A existência filosófica é a única forma de existência, é a essência vivida, aprendida e apreendida todos os dias.

Sem irreflexões.

humildade sem quórum

que arrogância dizer na primeira pessoa que se é humilde,

ou da segunda e terceira que o não são,

ou são,

se a humildade é pagã,

imensurável e vilã,

aquando aos olhos de outros,

se vê apenas cegueira,

e no olhar nauseabundo de humildade apregoada,

não se sustenta o proveito,

a não ser publicitário.

 

humildade será sempre uma qualidade não arrolada à arrogância de o ser.

escombros e val de mar

" ... vagueio nos escombros que ficaram em mim de alguma coisa que já nem recordo e, alguma coisa que não recordo, terá sido os escombros por onde vagueio. Este terrível esforço que não sabe se quer ser recordação, é forçosamente uma recordação. É nesta besta incongruente que vivo. É neste inquietante mundo que habito. É só por ser, porque na verdade isto é tudo e nada, são todas as primaveras longe das flores, todos os outonos fora de tempo, todos os invernos distantes da lenha a arder, todos os verões neste miserável bairro de criançada sem cidade, da cidade sem este bairro, de mães e esquinas, de tabernas de vinho com os homens soltos até maio ou depois, de gente que entra, sai e adormece, nos jardins de ópio à solta, e minha mãe já morta, e val de mar já deposto.

Eu, nos escombros sem terra, sem bairro e sem a quem amar, vagueio inquieto por mim adentro ..."

Era muito bom não ser permitido

" ... Os bares cheios de fumo de outrora, onde tocava, the cure e talking heads, já não existem. Vivem agora em ruínas dentro de mim, espaços de olhares fixos e fugidios, onde as palavras presas se soltavam, e os corpos esguios, adormecidos e adormentados, se colavam por uma noite prenha de juventude e abertura espiritual ao momento. Não se via magotes de gente em burburinho, era tudo muito silencioso e vivido. Ou eram os meus ouvidos e os meus olhos, que estavam mais sossegados do desassossego da decadência. Era muito bom não ser permitido..."

descoberta

Quando nos descobrimos, descobrimos que não vivemos apenas connosco.

Descobrimos a presença, a ausência e o passado.

Descobrimos quem por nós passou como se não tivesse passado.

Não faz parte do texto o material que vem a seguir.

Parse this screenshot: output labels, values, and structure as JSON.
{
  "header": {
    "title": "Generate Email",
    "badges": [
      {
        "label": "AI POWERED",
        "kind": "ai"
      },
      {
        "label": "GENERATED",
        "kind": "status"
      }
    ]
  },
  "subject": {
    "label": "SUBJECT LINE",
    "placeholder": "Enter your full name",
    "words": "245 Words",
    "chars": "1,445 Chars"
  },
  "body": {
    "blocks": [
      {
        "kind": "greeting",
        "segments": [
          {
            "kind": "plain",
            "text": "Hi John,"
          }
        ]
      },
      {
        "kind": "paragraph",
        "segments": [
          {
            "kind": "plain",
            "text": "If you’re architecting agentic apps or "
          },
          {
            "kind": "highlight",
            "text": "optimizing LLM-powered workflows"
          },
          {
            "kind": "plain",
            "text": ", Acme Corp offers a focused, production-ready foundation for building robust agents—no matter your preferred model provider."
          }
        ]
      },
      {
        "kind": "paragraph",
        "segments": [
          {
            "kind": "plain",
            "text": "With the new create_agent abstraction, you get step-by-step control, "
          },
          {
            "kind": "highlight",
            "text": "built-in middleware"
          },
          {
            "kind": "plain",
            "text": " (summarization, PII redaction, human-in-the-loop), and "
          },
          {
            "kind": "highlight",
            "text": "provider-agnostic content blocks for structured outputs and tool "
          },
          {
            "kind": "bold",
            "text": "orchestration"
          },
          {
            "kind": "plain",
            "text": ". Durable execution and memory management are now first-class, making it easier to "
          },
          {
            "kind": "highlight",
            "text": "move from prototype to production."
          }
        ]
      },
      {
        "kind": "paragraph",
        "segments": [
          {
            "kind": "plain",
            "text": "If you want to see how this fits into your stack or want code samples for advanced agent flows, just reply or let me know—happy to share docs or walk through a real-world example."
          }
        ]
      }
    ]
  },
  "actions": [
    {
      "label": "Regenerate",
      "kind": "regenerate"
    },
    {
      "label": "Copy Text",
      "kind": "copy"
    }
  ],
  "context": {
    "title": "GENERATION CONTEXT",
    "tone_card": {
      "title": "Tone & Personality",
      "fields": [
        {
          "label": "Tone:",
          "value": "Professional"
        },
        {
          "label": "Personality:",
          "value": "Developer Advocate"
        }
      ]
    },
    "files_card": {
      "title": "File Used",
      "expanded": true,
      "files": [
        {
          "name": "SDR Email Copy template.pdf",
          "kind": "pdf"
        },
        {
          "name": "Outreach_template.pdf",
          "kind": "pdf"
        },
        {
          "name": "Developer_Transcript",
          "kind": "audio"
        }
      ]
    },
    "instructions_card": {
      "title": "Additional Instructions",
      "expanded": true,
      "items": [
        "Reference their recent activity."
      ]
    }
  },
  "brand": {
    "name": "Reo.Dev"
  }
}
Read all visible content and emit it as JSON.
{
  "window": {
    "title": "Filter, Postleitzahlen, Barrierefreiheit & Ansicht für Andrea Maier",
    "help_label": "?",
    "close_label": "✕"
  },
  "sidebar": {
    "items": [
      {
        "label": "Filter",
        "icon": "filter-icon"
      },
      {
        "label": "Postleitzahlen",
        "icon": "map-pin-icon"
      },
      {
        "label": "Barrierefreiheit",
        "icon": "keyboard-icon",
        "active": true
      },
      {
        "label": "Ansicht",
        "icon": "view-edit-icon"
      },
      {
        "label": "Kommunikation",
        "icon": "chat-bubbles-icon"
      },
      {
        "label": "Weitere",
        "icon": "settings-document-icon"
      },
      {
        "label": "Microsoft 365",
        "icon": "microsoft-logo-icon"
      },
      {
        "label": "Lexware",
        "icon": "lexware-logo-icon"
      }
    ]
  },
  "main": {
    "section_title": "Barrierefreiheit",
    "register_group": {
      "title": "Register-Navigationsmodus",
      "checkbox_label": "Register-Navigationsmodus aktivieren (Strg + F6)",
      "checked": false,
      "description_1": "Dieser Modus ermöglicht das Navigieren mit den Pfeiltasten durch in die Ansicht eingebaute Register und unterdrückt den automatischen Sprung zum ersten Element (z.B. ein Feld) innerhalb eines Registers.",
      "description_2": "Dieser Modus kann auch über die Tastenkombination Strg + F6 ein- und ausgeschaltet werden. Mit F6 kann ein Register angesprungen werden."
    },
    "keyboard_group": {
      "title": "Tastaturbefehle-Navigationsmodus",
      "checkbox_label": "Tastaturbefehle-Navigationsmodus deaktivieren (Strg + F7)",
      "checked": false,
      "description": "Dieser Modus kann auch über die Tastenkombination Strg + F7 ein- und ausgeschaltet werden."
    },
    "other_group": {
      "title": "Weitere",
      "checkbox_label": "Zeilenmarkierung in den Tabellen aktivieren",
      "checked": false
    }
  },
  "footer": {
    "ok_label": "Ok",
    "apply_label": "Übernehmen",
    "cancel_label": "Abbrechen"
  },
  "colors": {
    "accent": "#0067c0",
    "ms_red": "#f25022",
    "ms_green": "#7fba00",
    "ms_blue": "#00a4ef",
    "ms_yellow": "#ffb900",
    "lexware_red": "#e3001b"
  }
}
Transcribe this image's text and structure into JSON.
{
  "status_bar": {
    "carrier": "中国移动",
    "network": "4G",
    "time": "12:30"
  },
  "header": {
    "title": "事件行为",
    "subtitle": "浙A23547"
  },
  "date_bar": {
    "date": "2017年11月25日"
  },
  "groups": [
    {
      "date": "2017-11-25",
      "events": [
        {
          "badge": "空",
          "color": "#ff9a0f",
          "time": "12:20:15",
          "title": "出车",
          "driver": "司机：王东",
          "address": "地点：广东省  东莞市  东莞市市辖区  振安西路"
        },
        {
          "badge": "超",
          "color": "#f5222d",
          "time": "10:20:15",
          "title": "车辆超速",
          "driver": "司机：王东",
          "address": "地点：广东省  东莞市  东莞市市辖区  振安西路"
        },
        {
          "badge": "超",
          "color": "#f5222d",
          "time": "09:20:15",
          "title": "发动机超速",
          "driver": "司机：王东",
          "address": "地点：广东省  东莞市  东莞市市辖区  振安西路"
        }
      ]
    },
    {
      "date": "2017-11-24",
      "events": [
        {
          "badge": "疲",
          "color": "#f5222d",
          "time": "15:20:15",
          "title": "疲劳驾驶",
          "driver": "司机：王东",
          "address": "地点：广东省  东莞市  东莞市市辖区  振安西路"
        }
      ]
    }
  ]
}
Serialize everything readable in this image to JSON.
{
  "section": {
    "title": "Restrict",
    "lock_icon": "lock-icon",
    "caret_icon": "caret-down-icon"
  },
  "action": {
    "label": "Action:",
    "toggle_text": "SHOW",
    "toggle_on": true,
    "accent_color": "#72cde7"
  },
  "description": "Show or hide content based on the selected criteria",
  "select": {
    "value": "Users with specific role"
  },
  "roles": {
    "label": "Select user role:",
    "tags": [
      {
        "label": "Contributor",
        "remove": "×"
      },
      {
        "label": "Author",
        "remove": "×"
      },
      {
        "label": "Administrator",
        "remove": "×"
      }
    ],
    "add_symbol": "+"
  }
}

Descobrimos quem por nós passou, ficou e está.

 

Esta descoberta emocional aguda e disruptiva, desconstruíu-me para me reconstruir.

excerto de palavras por ver o sol num dia de Janeiro

Sem que o encanto fosse mais do que o sorriso envergonhado com que decoras a janela, passeio-me em todo o teu corpo, querendo nele atracar a barca quase naufragada em alto mar. Nem todas as manhãs são inícios de dias, porque algumas delas não se transformam em dias, e, alguns dias acordam sem que haja manhãs. Tudo é metamorfose em mim, e dentro de mim, existem todas as madrugadas que podem não se transformar em manhãs nunca. Eu sou toda a terra, todo o mar, ou coisa nenhuma acordado neste adormecimento sensorial, ou adormecido nesta existência racional de sobrevivência do delírio. Fico nesta pedra solarenga sentado com os meus pensamentos ao colo, e a saudade embrulhada no peso que me faz este peito de tanto silencio aguentar. Desfaço-me aos poucos de reconstrução em reconstrução, sem que o encanto seja mais do que o meu sorriso envergonhado também.